Zytostatika mit hohem neurotoxischem Potenzial
Etwa 20 bis 40% der Patienten, die mit diesen Zytostatika behandelt werden, entwickeln eine schmerzhafte periphere Neuropathie. |
Studie mit Cross-over-Design
An der randomisierten, doppelblinden, placebokontrollierten Phase-III-Studie mit Cross-over-Design nahmen 231 Patienten teil, die aufgrund einer Taxan- oder Oxaliplatin-haltigen Chemotherapie eine schmerzhafte sensorische Neuropathie entwickelt hatten. Sie wurden zwei Gruppen zugeteilt und erhielten entweder
- zuerst Verum (eine Woche lang einmal täglich 30 mg Duloxetin, dann eine vierwöchige Gabe von zweimal täglich 30 mg Duloxetin, gefolgt von einer zweiwöchigen Auswaschphase und dann die Placebo-Therapie (eine Woche lang einmal täglich ein Placebo, dann vier Wochen lang zweimal täglich Placebo) oder
- zuerst die Placebo-Gabe und dann die Therapie mit Duloxetin.
Der primäre Studienendpunkt umfasste die Veränderung der mittleren Schmerzbelastung am Ende der ersten Behandlungsperiode sowie die Unterschiede zwischen den beiden Gruppen. Die Schmerzintensität wurde mithilfe einer Skala beurteilt, wobei der Wert 0 für keine Schmerzen und der Wert 10 für die stärksten Schmerzen stand. Weitere Studienendpunkte umfassten unter anderem die Lebensqualität sowie unerwünschte Wirkungen.

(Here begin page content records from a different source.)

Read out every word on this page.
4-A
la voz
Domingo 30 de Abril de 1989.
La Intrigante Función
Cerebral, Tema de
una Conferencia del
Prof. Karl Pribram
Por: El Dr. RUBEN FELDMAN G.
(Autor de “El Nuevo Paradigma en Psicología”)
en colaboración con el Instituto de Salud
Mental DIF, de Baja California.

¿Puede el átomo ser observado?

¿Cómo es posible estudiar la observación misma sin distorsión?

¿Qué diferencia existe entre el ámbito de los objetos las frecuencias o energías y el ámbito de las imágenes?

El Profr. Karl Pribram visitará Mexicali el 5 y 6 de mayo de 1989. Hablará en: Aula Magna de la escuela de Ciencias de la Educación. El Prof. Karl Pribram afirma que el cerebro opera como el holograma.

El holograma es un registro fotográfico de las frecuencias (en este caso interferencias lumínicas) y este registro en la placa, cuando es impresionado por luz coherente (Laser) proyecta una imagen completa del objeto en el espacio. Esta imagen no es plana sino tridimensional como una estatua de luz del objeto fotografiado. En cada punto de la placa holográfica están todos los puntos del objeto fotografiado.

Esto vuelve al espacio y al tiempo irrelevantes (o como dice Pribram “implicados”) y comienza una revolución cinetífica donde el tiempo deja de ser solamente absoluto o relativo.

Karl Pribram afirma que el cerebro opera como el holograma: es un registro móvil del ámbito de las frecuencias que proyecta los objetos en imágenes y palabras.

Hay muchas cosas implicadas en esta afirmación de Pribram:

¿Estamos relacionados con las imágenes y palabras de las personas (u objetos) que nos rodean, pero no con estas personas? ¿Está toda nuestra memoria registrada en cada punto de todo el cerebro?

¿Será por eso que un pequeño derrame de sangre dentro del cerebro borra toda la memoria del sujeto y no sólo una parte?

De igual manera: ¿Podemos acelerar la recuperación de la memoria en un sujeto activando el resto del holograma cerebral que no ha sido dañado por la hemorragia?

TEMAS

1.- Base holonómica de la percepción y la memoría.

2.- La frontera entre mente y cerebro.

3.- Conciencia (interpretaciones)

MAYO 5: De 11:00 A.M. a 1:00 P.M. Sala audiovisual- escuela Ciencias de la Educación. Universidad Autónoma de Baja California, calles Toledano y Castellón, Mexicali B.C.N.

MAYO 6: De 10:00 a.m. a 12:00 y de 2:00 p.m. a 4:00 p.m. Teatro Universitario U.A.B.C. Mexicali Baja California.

DuloxetinDuloxetin ist ein kombinierter Serotonin-(5-HT-) und Noradrenalin-Wiederaufnahmehemmer, der auch eine geringe Wiederaufnahmehemmung von Dopamin ohne signifikante Affinität für histaminerge, dopaminerge, cholinerge und adrenerge Rezeptoren zeigt. Duloxetin ist als Yentreve® zugelassen zur Behandlung der mittelschweren bis schweren Belastungsinkontinenz von Frauen. Als Cymbalta® ist es zugelassen zur Behandlung von depressiven Erkrankungen (Major Depression), zur Behandlung von Schmerzen bei diabetischer Polyneuropathie sowie zur Behandlung der generalisierten Angststörung. |
Unter der Verum-Gabe erfuhren 59% der Probanden eine Linderung ihrer Beschwerden. In der Placebo-Gruppe berichteten 38% über eine Besserung. Numerisch gingen die Beschwerden auf der 10-Punkte-Skala unter der Verum-Gabe um 1,06 Punkte, unter der Placebo-Therapie um 0,34 Punkte zurück. Der Unterschied zwischen den beiden Gruppen war statistisch nicht signifikant. Allerdings brachen 11% der mit Duloxetin behandelten Patienten die Therapie aufgrund unerwünschter Wirkungen ab (vs. 1% in der Placebo-Gruppe). Eine weitere Analyse zeigte, dass vor allem Patienten, deren Neuropathie durch eine Oxaliplatin-haltige Chemotherapie verursacht wurde, von der Duloxetin-Gabe profitieren.
QuelleSmith E, et al. Effect of duloxetine on pain, function, and quality of life among patients with chemotherapy-induced painful peripheral neuropathy, J Am Med Assoc (2013) 309, 1359 – 1367.